Peter J. Leithart
September 21, 2011
Category: Bible - OT - Deuteronomy,Hermeneutics
The NASB renders Deuteronomy 30:9 this way: “Then the Lord your God will prosper you abundantly in all the work of your hand, in the offspring of your body and in the offspring of your cattle and in the produce of your ground, for the Lord will again rejoice over you for good, just as He rejoiced over your fathers.”
If you follow the literal translations in the margin, it comes out this way: “Then the Lord your God will make you have excess for good in all the work of your hand, in the fruit of your womb and in the fruit of your cattle and in the fruit of your ground, for the Lord will again rejoice over you for good, just as he rejoiced over your fathers.”
What’s lost in translation? One might say nothing substantive is lost. But a great deal of the artistry of the verse is suppressed.
First, the NASB translation of the first clause as “will prosper you abundantly” makes it impossible to see that the verse is framed by references to Yahweh’s intention “for good.” The verse begins with “Lord will make you have excess for good” and ends with “the Lord will again rejoice over you for good.” The inclusio is elided.

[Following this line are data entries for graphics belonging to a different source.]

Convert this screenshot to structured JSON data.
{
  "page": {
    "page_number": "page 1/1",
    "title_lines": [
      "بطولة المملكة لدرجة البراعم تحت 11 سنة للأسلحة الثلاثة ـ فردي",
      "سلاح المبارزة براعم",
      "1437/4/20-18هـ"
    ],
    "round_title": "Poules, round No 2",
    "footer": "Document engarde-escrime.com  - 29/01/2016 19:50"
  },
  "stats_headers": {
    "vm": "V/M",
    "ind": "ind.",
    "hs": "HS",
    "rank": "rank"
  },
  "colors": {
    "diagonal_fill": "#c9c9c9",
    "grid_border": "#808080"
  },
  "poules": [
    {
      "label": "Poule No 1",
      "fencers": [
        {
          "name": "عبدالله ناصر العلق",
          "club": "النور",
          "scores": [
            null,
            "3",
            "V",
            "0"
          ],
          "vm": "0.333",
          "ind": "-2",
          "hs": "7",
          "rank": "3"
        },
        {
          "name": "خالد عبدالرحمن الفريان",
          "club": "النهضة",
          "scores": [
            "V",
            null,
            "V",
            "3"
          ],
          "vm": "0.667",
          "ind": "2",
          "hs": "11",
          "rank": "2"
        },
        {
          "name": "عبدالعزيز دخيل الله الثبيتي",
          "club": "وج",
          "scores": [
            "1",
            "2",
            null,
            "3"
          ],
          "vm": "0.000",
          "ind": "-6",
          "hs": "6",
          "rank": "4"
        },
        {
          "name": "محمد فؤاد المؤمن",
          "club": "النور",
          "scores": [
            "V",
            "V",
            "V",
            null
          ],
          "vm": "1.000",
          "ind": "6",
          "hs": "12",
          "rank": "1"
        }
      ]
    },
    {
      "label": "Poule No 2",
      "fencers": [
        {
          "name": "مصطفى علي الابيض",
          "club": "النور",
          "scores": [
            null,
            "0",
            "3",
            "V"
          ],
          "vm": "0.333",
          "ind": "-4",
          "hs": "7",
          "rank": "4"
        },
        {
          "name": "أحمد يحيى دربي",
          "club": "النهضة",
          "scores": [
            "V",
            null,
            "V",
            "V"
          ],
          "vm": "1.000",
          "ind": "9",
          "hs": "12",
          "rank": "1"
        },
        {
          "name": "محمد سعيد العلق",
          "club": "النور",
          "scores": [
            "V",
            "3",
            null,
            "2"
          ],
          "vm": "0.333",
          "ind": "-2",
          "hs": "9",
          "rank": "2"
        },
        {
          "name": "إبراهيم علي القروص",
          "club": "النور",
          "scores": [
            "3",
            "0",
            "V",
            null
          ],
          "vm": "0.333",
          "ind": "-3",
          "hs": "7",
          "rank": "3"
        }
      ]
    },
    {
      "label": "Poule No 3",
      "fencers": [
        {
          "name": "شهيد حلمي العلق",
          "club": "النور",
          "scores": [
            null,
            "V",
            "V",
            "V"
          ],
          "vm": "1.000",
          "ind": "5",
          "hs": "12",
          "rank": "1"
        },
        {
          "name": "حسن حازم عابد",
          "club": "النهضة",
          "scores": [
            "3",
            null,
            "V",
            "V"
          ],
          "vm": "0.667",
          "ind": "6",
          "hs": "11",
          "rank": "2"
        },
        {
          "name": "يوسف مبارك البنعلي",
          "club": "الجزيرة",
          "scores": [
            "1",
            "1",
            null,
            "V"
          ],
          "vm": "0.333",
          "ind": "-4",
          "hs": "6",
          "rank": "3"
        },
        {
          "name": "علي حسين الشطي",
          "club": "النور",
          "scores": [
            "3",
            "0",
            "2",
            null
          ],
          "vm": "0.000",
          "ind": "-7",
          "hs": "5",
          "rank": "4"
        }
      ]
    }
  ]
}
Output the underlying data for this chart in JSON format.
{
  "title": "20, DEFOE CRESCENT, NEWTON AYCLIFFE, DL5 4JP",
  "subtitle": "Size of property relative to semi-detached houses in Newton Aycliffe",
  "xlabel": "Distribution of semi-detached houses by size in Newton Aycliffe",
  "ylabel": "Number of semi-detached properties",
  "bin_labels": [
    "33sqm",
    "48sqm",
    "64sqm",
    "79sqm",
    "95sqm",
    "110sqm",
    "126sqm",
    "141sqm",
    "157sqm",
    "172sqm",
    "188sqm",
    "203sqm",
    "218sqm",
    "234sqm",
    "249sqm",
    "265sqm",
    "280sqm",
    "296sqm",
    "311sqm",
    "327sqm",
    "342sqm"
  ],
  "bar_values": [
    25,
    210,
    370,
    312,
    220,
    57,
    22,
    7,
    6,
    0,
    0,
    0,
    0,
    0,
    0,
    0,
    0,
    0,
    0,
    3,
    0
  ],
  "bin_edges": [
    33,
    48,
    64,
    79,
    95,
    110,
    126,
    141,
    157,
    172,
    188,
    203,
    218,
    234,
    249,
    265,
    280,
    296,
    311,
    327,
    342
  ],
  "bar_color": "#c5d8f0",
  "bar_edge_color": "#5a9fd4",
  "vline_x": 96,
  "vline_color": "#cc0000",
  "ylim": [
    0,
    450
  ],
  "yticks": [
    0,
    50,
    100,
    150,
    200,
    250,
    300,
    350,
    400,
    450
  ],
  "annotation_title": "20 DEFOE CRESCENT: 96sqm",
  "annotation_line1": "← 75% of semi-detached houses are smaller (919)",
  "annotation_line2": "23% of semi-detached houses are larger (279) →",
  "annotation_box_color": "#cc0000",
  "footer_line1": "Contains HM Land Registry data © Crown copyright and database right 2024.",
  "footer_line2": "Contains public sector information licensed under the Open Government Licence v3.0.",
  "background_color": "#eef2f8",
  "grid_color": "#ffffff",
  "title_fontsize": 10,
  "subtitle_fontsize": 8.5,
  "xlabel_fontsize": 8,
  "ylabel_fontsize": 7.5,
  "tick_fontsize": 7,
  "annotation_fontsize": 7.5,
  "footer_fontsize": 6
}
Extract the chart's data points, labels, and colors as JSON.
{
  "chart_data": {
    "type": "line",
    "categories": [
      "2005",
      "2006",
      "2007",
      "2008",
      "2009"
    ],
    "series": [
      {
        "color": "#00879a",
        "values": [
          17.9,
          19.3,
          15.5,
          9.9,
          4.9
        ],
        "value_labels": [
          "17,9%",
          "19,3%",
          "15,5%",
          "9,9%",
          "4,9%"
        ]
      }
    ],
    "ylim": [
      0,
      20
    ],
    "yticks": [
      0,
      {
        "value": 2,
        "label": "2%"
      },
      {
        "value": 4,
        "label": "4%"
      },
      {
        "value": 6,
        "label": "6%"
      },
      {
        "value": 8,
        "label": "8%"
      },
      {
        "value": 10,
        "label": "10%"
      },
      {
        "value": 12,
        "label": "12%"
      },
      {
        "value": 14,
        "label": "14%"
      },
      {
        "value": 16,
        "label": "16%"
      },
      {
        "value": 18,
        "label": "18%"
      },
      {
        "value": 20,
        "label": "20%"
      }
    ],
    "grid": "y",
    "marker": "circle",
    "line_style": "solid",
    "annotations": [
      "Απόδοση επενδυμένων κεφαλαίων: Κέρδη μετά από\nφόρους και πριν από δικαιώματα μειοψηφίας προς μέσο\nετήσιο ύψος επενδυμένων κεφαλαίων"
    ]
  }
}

Second, by translating “fruit” in two different ways – “offspring” and “produce” – the NASB translation again suppresses the poetry because it suppresses the poetic repetition. The reader then misses the opportunity to think of children, calves, and plants as varieties of “fruit,” and misses the opportunity also to consider how a mother’s womb is like the womb of a cow and like the womb of the earth that produces fruit.
Third, structurally, the use of “offspring” and “produce” instead of fruit misses the intriguing numerological structure in the center of the verse. ”The good” that Yahweh makes and rejoices over is unpacked with four phrases – work of hand, fruit of womb, fruit of cattle, fruit of ground. That fourfold good is a global good, a good to the four corners, to the four points of the compass, a good in four dimensions of Israel’s agrarian life. But that fourfold good is divided by a 1 + 3 structure. Why? Why not use “fruit” throughout? Why not “fruit of the hands”? Whatever the answer to that question, the hand and its work is distinguished from the fruit that comes from womb, cattle, and ground. There’s a reason for that, but the reader of the NASB is never invited to consider that reason because the translation obscures the 1+ 3.
This text is an example of bad translation because there appears to be no rationale for the non-literal translation. We may not readily talk of the “fruit of the womb,” but the phrase is perfectly sensible. Why change it? ”Yahweh your God will make you have excess for good” is awkward, but it’s also perfectly sensible. I’m baffled by the translators’ decisions here.